- Country: United States
- Language: English
- Genre(s): science fiction

Publication
- Published in: Analog Science Fiction and Fact
- Media type: Print
- Publication date: January 1990

= Inertia (short story) =

"Inertia" is a science fiction short story written by Nancy Kress. It was first published in Analog Science Fiction and Fact, in January 1990, and was subsequently republished in The Year's Best Science Fiction: Eighth Annual Collection (1991), in Best New SF 5 (1991), in The Aliens of Earth (1993), in A Woman's Liberation: A Choice of Futures by and About Women (2001), and in Wastelands: Stories of the Apocalypse (2008). It describes life in a "disease colony"; Kress has stated that the story was inspired directly by cultural reactions to the AIDS pandemic, and that it is "less about disease than about love."

==Synopsis==

An incurable and highly contagious disease causes disfiguring "skin rope" tumors and flattened affect; consequently, all its sufferers are stripped of their rights and forced into sealed quarantine camps. Sixty years later, Dr McHabe visits a camp and reveals to the detainees that he has an illegal cure for the disease's physical symptoms — and that its psychiatric symptoms have kept the camps from descending into violent anarchy like the rest of the world.

==Reception==

At SF Signal, John Nardo considered "Inertia" to be "everything short fiction could and should be: thought-provoking, based on a cool sf-nal idea and wholly entertaining," declaring it to be "simultaneously grim and deep and wonderful", and awarding it five stars out of five.

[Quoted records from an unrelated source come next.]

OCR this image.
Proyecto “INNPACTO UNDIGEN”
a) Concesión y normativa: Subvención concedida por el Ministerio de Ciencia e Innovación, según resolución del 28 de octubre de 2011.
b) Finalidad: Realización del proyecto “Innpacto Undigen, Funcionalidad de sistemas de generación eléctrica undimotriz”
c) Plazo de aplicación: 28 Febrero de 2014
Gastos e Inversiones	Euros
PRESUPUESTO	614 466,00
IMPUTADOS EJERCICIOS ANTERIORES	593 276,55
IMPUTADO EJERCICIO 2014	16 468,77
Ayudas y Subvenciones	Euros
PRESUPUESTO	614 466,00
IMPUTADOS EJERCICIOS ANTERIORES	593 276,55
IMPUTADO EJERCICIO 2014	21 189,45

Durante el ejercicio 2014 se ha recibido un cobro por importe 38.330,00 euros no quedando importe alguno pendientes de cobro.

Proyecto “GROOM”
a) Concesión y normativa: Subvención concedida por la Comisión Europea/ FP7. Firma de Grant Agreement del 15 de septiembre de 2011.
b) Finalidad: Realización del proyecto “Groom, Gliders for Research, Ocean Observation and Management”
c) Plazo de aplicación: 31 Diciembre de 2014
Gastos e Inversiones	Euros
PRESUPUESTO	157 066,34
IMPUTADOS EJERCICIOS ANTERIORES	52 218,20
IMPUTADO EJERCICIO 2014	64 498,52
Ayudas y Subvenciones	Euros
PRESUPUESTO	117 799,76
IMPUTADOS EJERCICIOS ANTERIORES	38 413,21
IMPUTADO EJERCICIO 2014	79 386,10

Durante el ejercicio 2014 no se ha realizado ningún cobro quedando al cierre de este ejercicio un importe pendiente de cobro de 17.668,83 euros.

In the New York Review of Science Fiction, Leonard Rysdyk stated that Inertia was "as well-written as any “literary” mood piece from the New Yorker or the Saturday Evening Post", emphasizing that it was "rich in detail and character" and that its basic idea was "engrossing"; however, he also cited its ambiguity, the "logical problems" with the execution of the quarantine, and his dissatisfaction with its overall theme, concluding that it is "less than the sum of its parts."